Results: An extended IRT model based on 13 histological features, i.e. beyond the widely used NAS and fibrosis scores, appeared most adequate to characterise latent disease aspects underlying NAFLD. In line with the nature of the items, the model comprised 5 graded-response and 8 two-parameter logit models. Exploratory models and subsequent cluster analyses revealed several clades of items in the cluster dendrogram, suggesting different disease aspects manifesting in the score assessments. Distinct disease aspects were found to underlie the four cardinal features of NAFLD, which guided the structure of the final model: steatosis, inflammation, ballooning and fibrosis were assigned to separate latent disease aspects. The residual items were associated with any hidden disease construct, even one independent from the NAS items and fibrosis. The multidimensional IRT model enabled to compute expected biopsy-based scores conditional on specific biomarker values for all 13 histological features and various covariates, revealing that different noninvasive biomarkers reflected the activity of different histological lesions associated with NAFLD (e.g. platelets – fibrosis).

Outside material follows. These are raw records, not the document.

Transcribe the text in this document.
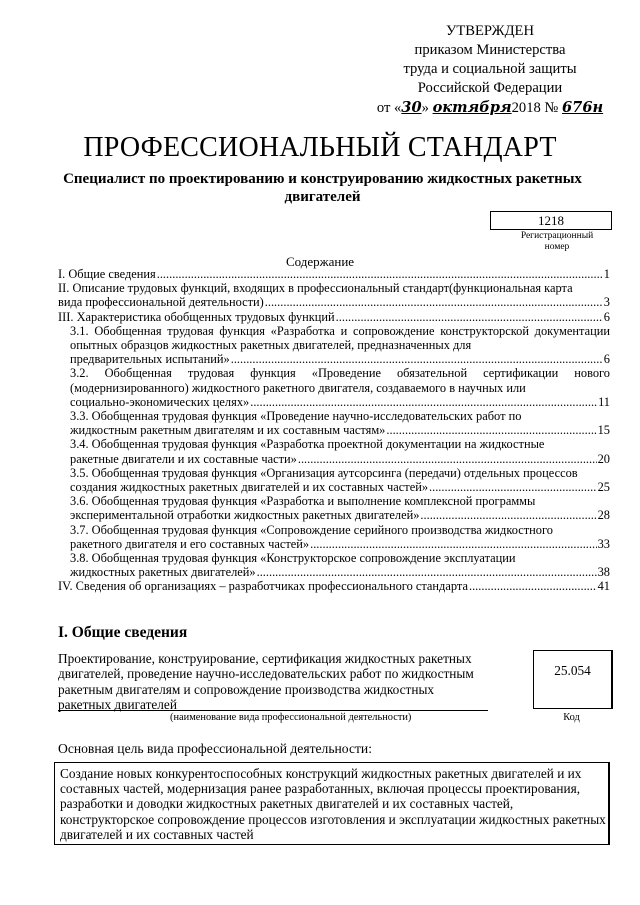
УТВЕРЖДЕН
приказом Министерства
труда и социальной защиты
Российской Федерации
от «30» октября2018 № 676н
ПРОФЕССИОНАЛЬНЫЙ СТАНДАРТ
Специалист по проектированию и конструированию жидкостных ракетных двигателей
1218
Регистрационный
номер
Содержание
I. Общие сведения .....	1
II. Описание трудовых функций, входящих в профессиональный стандарт(функциональная карта
вида профессиональной деятельности) .....	3
III. Характеристика обобщенных трудовых функций .....	6
3.1. Обобщенная трудовая функция «Разработка и сопровождение конструкторской документации опытных образцов жидкостных ракетных двигателей, предназначенных для
предварительных испытаний» .....	6
3.2. Обобщенная трудовая функция «Проведение обязательной сертификации нового (модернизированного) жидкостного ракетного двигателя, создаваемого в научных или
социально-экономических целях» .....	11
3.3. Обобщенная трудовая функция «Проведение научно-исследовательских работ по
жидкостным ракетным двигателям и их составным частям» .....	15
3.4. Обобщенная трудовая функция «Разработка проектной документации на жидкостные
ракетные двигатели и их составные части» .....	20
3.5. Обобщенная трудовая функция «Организация аутсорсинга (передачи) отдельных процессов
создания жидкостных ракетных двигателей и их составных частей» .....	25
3.6. Обобщенная трудовая функция «Разработка и выполнение комплексной программы
экспериментальной отработки жидкостных ракетных двигателей» .....	28
3.7. Обобщенная трудовая функция «Сопровождение серийного производства жидкостного
ракетного двигателя и его составных частей» .....	33
3.8. Обобщенная трудовая функция «Конструкторское сопровождение эксплуатации
жидкостных ракетных двигателей» .....	38
IV. Сведения об организациях – разработчиках профессионального стандарта .....	41
I. Общие сведения
Проектирование, конструирование, сертификация жидкостных ракетных двигателей, проведение научно-исследовательских работ по жидкостным ракетным двигателям и сопровождение производства жидкостных ракетных двигателей
(наименование вида профессиональной деятельности)
25.054
Код
Основная цель вида профессиональной деятельности:
Создание новых конкурентоспособных конструкций жидкостных ракетных двигателей и их составных частей, модернизация ранее разработанных, включая процессы проектирования, разработки и доводки жидкостных ракетных двигателей и их составных частей, конструкторское сопровождение процессов изготовления и эксплуатации жидкостных ракетных двигателей и их составных частей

Conclusions: This novel IRT modelling workflow exploits the complexity of clinical score data to gain quantitative insights into the structure of the different facets underlying a disease, including how many latent constructs are measured by the score assessments and by which items these are represented. The holistic approach leverages the benefits of IRT beyond known fields of application by providing additional insights into complex diseases like NAFLD that are routinely evaluated by score-based healthcare-related measures.
 Ueckert S. CPT Pharmacometrics Syst Pharmacol. 2018; 7(4):205-218.
 Cerou M, Peigné S, Comets E, et al. AAPS J. 2019;22(1):4.
 Krekels E, Novakovic AM, Vermeulen AM, et al. CPT Pharmacometrics Syst Pharmacol. 2017; 6(8):543-551.
 Neuschwander-Tetri BA, Clark JM, Bass NM, et al. Hepatology. 2010; 52(3):913–924.
 Kleiner DE, Brunt EM, Van Natta M, et al. Hepatology. 2005; 41(6):1313–1321.
 Karlsson MO, Nordgren R et al. https://uupharmacometrics.github.io/PsN (Accessed 2021-05-10)
 Chalmers RP. J Stat Softw. 2012; 48(6): 1-29.